Environment:Ucbepic Docetl Frontend Node Environment
| Knowledge Sources | |
|---|---|
| Domains | Infrastructure, Frontend |
| Last Updated | 2026-02-08 01:00 GMT |
Overview
Node.js 20 environment with Next.js 14, React 18, and Tailwind CSS for the DocWrangler playground frontend.
Description
The DocWrangler frontend is a Next.js 14 application that provides an interactive IDE for building, running, and debugging DocETL pipelines. It includes a Monaco code editor, drag-and-drop pipeline builder, real-time WebSocket output streaming, and data table visualization. The UI uses Radix UI primitives with Tailwind CSS and shadcn/ui component library.

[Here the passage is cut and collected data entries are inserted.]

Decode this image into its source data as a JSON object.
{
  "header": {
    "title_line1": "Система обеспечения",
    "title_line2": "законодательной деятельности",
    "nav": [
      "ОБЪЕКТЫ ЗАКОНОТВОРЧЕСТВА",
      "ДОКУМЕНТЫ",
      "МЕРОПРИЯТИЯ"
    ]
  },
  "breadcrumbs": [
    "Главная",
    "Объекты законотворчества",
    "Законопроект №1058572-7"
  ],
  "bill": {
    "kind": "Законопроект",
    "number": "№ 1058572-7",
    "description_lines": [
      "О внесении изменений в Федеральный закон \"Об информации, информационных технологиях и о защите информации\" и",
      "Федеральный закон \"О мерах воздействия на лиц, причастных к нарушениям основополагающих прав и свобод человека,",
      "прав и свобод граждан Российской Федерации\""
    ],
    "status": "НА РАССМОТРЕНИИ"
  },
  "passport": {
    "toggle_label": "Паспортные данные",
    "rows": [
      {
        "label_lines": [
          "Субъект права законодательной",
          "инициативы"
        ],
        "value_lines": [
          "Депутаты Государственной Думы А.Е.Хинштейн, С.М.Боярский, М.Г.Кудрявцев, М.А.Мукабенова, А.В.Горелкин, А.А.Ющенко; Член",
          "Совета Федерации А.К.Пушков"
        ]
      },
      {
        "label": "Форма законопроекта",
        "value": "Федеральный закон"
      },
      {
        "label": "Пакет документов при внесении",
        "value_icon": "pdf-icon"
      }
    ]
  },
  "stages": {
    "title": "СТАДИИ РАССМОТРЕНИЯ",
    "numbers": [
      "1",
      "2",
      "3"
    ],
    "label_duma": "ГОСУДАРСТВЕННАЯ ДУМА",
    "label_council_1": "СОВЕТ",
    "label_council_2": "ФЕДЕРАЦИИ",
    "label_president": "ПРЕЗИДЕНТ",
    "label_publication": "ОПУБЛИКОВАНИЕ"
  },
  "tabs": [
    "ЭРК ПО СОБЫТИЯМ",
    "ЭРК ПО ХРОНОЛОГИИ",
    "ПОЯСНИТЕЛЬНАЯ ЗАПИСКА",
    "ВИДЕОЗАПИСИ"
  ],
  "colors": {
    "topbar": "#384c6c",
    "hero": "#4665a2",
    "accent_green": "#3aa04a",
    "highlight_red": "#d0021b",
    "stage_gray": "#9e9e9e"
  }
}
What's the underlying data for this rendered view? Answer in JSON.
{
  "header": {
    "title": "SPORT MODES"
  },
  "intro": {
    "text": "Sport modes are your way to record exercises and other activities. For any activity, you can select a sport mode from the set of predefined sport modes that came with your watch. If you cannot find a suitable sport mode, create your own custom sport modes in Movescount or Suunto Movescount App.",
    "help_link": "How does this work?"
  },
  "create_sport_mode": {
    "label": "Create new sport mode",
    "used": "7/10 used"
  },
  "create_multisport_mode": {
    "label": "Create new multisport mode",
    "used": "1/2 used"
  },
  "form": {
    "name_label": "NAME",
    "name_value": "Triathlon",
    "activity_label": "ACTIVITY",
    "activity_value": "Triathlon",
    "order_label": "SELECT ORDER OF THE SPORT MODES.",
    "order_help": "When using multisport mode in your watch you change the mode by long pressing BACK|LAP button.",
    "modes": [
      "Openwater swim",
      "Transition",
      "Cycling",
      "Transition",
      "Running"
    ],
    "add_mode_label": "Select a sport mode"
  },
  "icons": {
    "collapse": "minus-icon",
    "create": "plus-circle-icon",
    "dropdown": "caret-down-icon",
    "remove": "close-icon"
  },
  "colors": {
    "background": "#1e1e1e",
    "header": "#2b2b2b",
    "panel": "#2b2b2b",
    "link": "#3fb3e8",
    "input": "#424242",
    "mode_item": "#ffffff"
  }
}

Key frontend integrations:
- Vercel AI SDK for streaming chat with LLM assistants
- WebSocket connection to the FastAPI backend for pipeline execution
- Monaco Editor for YAML pipeline editing
- Supabase for optional hosted version authentication
Usage
Use this environment when developing or deploying the DocWrangler playground frontend. Required for the interactive pipeline development workflow. Not needed for CLI-only or Python API usage.
System Requirements
| Category | Requirement | Notes |
|---|---|---|
| OS | Any Node.js-supported OS | Docker uses `node:20-alpine` |
| Node.js | 20.x | Docker uses `node:20-alpine` |
| Disk | 500MB+ | For `node_modules` and `.next` build output |
Dependencies
Core Framework
- `next` = 14.2.32
- `react` ^18
- `react-dom` ^18
- `typescript` ^5
UI Components
- `@radix-ui/react-*` (accordion, dialog, popover, select, tabs, etc.)
- `lucide-react` >= 0.441.0 (icons)
- `tailwindcss` ^3.4.1
- `framer-motion` ^11.5.4 (animations)
Data & Editor
- `@monaco-editor/react` ^4.6.0 (code editor)
- `@tanstack/react-table` ^8.20.5 (data tables)
- `@tanstack/react-query` ^5.59.15 (data fetching)
- `recharts` ^2.10.3 (charts)
- `vega` ^5.33.0 + `vega-lite` ^5.23.0 (visualization)
LLM Integration
- `@ai-sdk/openai` ^0.0.70
- `@ai-sdk/azure` ^1.0.13
- `ai` ^3.4.29 (Vercel AI SDK)
Credentials
The following environment variables must be set in `website/.env.local`:
- `OPENAI_API_KEY`: For the AI chat assistant in the playground
- `NEXT_PUBLIC_BACKEND_HOST`: Backend hostname (default: `localhost`)
- `NEXT_PUBLIC_BACKEND_PORT`: Backend port (default: `8000`)
Optional:
- `NEXT_PUBLIC_BACKEND_HTTPS`: Set to `true` for wss:// WebSocket connections
- `MODEL_NAME`: LLM model for UI assistant (default: `gpt-4o-mini`)
- `OPENAI_API_BASE`: Custom OpenAI-compatible API endpoint
- `ANTHROPIC_API_KEY`: For Claude-based UI assistant
- `GEMINI_API_KEY`: For Gemini-based UI assistant
- `NEXT_PUBLIC_HOSTED_DOCWRANGLER`: Set to `true` for hosted deployment at docetl.org
Quick Install
cd website
# Copy environment template
cp .env.local.example .env.local
# Edit .env.local to add your API keys
# Install dependencies
npm install
# Development server
npm run dev
# Production build
npm run build && npm start
Code Evidence
WebSocket protocol selection from `website/src/contexts/WebSocketContext.tsx:53`:
const isHttps = process.env.NEXT_PUBLIC_BACKEND_HTTPS === "true";
const wsProtocol = isHttps ? "wss" : "ws";
Backend API config from `website/src/lib/api-config.ts`:
export function getBackendUrl() {
const host = process.env.NEXT_PUBLIC_BACKEND_HOST || "localhost";
const port = process.env.NEXT_PUBLIC_BACKEND_PORT || "8000";
return `http://${host}:${port}`;
}
Common Errors
| Error Message | Cause | Solution |
|---|---|---|
| `WebSocket connection failed` | Backend not running or wrong port | Start backend server; check `NEXT_PUBLIC_BACKEND_HOST/PORT` |
| `CORS error` | Frontend origin not in backend allow list | Set `BACKEND_ALLOW_ORIGINS` on the backend |
| `npm install` failures | Node.js version mismatch | Use Node.js 20.x |
Compatibility Notes
- Vercel Deployment: The `website/vercel.json` configures the build for Vercel hosting. Set environment variables in Vercel dashboard.
- Docker: When using Docker, the frontend is built with `node:20-alpine` and served via `npm start` alongside the Python backend.
- Development: `npm run dev` enables hot reload for frontend development.